For purposes of Directive 1, it would not be necessary to re-verify CDD information for every transaction, unless there are doubts about the veracity of previously obtained information or where a suspicious transaction report has been submitted to the FIC.
The threshold, verification and CDD
In terms of Directive 1, a “qualifying EFT” is a cross-border EFT that is a single transaction and is above R10 000.
The threshold for CDD requirements in Fica, read with Money Laundering and Terrorist Financing Control Regulation 1A, is R5 000. Directive 1 does not supersede the CDD obligations in Fica. As such, CDD processes remain an obligation on clients who enter a single transaction of R5 000 and above, Guidance Note 8 says.
Although Directive 1 only requires the verification of information for transactions above R10 000, an accountable institution “has readily available access” to verified client information obtained through its CDD processes. Accountable institutions are therefore “strongly encouraged” to capture verified information, irrespective of the value of the transaction, that is accessible to them.
It is the Centre’s understanding that verified information will be available for all transactions above R5 000 and transactions concluded within a business relationship, irrespective of the transaction value, Guidance Note 8 says.
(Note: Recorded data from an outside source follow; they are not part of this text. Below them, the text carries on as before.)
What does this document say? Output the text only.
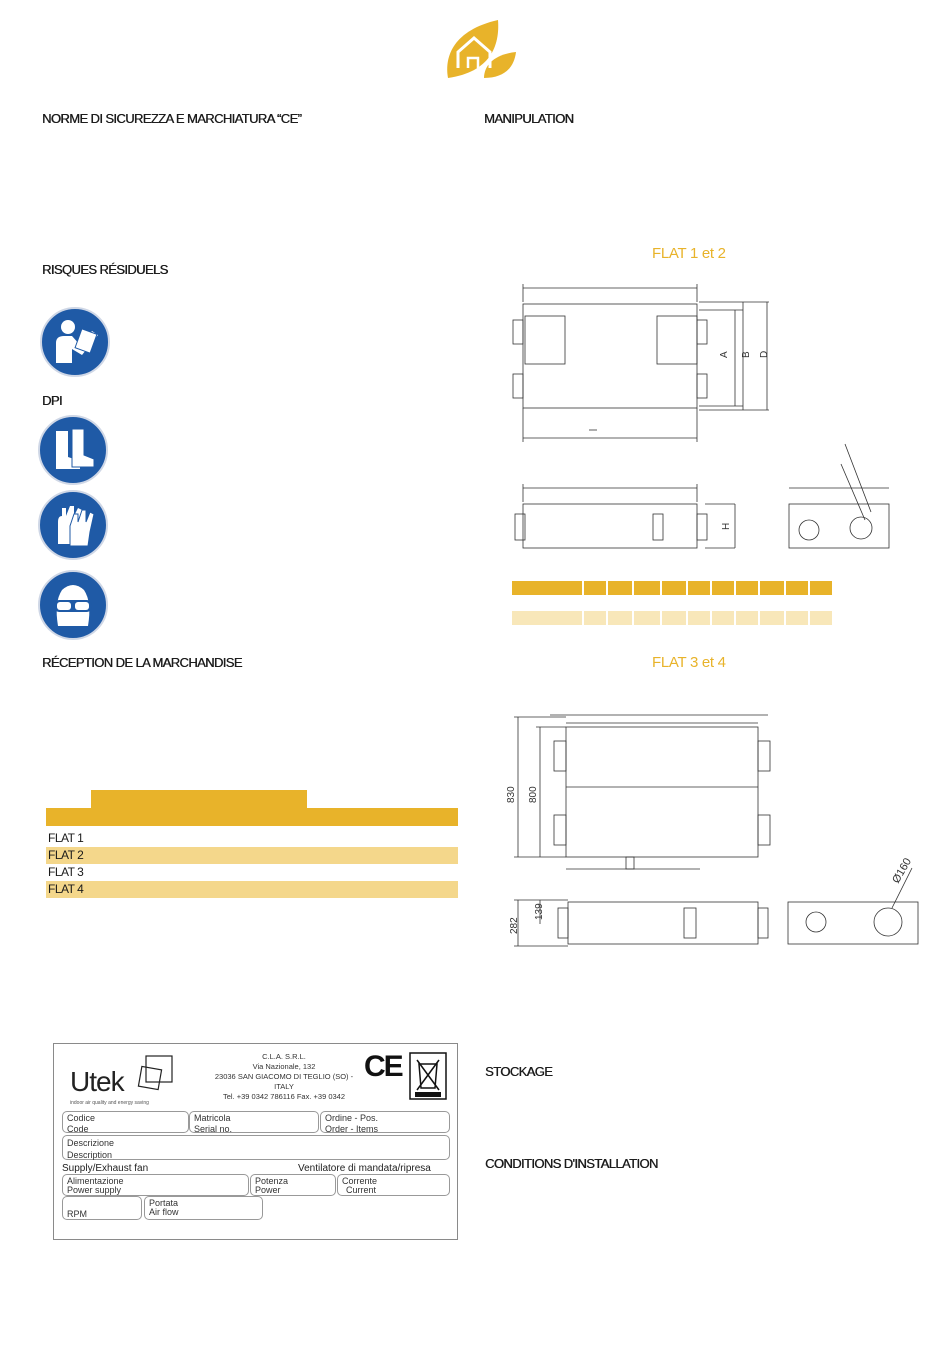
NORME DI SICUREZZA E MARCHIATURA “CE”
RISQUES RÉSIDUELS
DPI
RÉCEPTION DE LA MARCHANDISE
FLAT 1
FLAT 2
FLAT 3
FLAT 4
MANIPULATION
FLAT 1 et 2
A B D
H
FLAT 3 et 4
830 800
282
139
Ø160
STOCKAGE
CONDITIONS D'INSTALLATION
Utek
indoor air quality and energy saving
C.L.A. S.R.L.
Via Nazionale, 132
23036 SAN GIACOMO DI TEGLIO (SO) -
ITALY
Tel. +39 0342 786116 Fax. +39 0342
CE
Codice
Code
Matricola
Serial no.
Ordine - Pos.
Order - Items
Descrizione
Description
Supply/Exhaust fan	Ventilatore di mandata/ripresa
Alimentazione
Power supply
Potenza
Power
Corrente
Current
RPM
Portata
Air flow
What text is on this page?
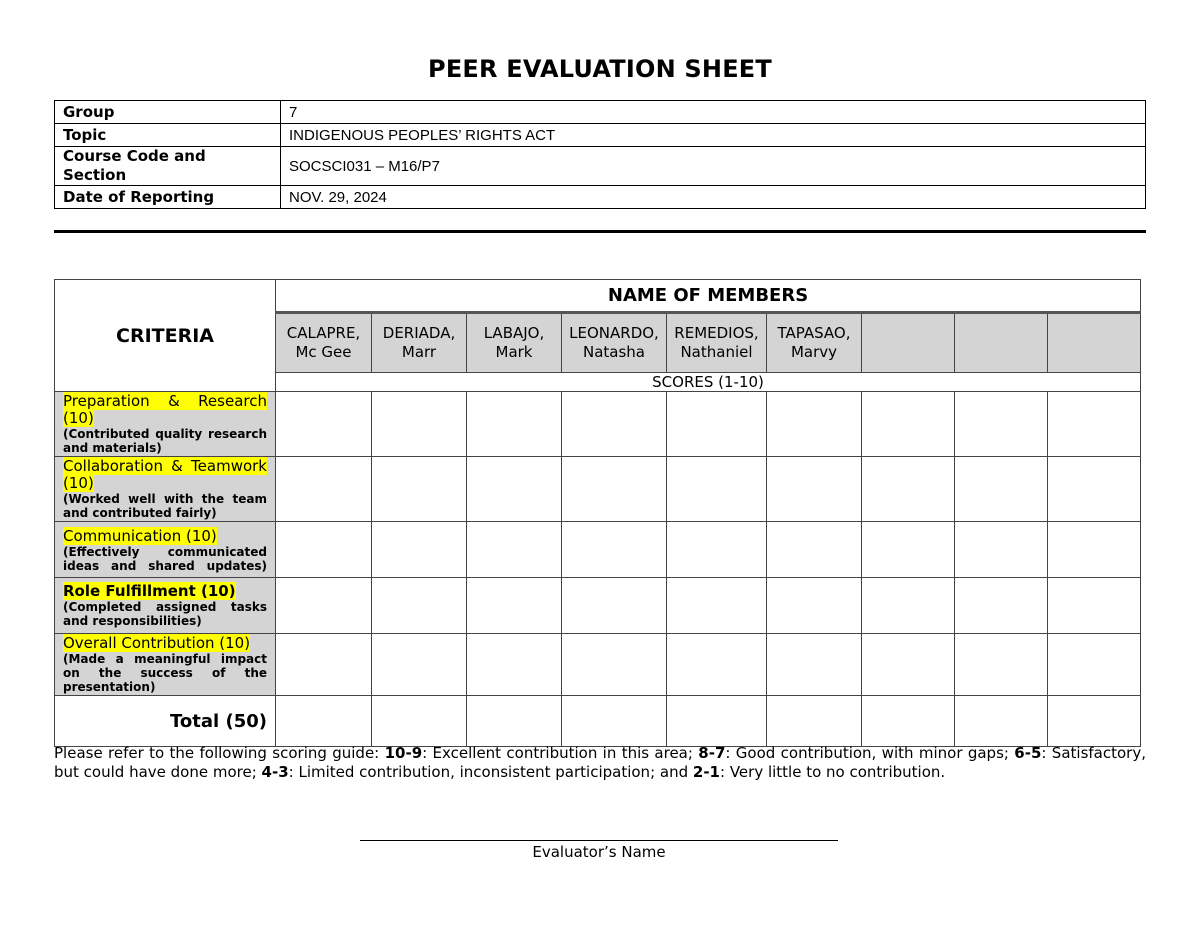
PEER EVALUATION SHEET
Group	7
Topic	INDIGENOUS PEOPLES’ RIGHTS ACT
Course Code and Section	SOCSCI031 – M16/P7
Date of Reporting	NOV. 29, 2024
CRITERIA	NAME OF MEMBERS								
	CALAPRE, Mc Gee	DERIADA, Marr	LABAJO, Mark	LEONARDO, Natasha	REMEDIOS, Nathaniel	TAPASAO, Marvy			
	SCORES (1-10)								

Preparation & Research (10)
(Contributed quality research and materials)									

Collaboration & Teamwork (10)
(Worked well with the team and contributed fairly)									

Communication (10)
(Effectively communicated ideas and shared updates)									

Role Fulfillment (10)
(Completed assigned tasks and responsibilities)									

Overall Contribution (10)
(Made a meaningful impact on the success of the presentation)									

Total (50)									
Please refer to the following scoring guide: 10-9: Excellent contribution in this area; 8-7: Good contribution, with minor gaps; 6-5: Satisfactory, but could have done more; 4-3: Limited contribution, inconsistent participation; and 2-1: Very little to no contribution.
Evaluator’s Name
In the case of a single once-off transaction of less than R5 000, an accountable institution must still obtain and record all the required information per Directive 1 and Fica, although the information would not be subject to verification. Similarly, where this information has been verified, the Centre “strongly encourages” the verified information to be captured.
Where a cross-border EFT raises a suspicion of money laundering or terrorist financing, irrespective of the transaction value, an accountable institution is required to conduct a CDD.
As with incoming cross-border EFTs (paragraph 4.9), where an outgoing cross-border EFT is a single transaction of less than R10 000 to a beneficiary in a high-risk or other monitored jurisdiction listed by the FATF, an ordering financial institution is “strongly urged” to verify the accuracy of the originator information as part of the mitigation of money laundering, terrorist financing and proliferation financing risks, Guidance Note 8 says.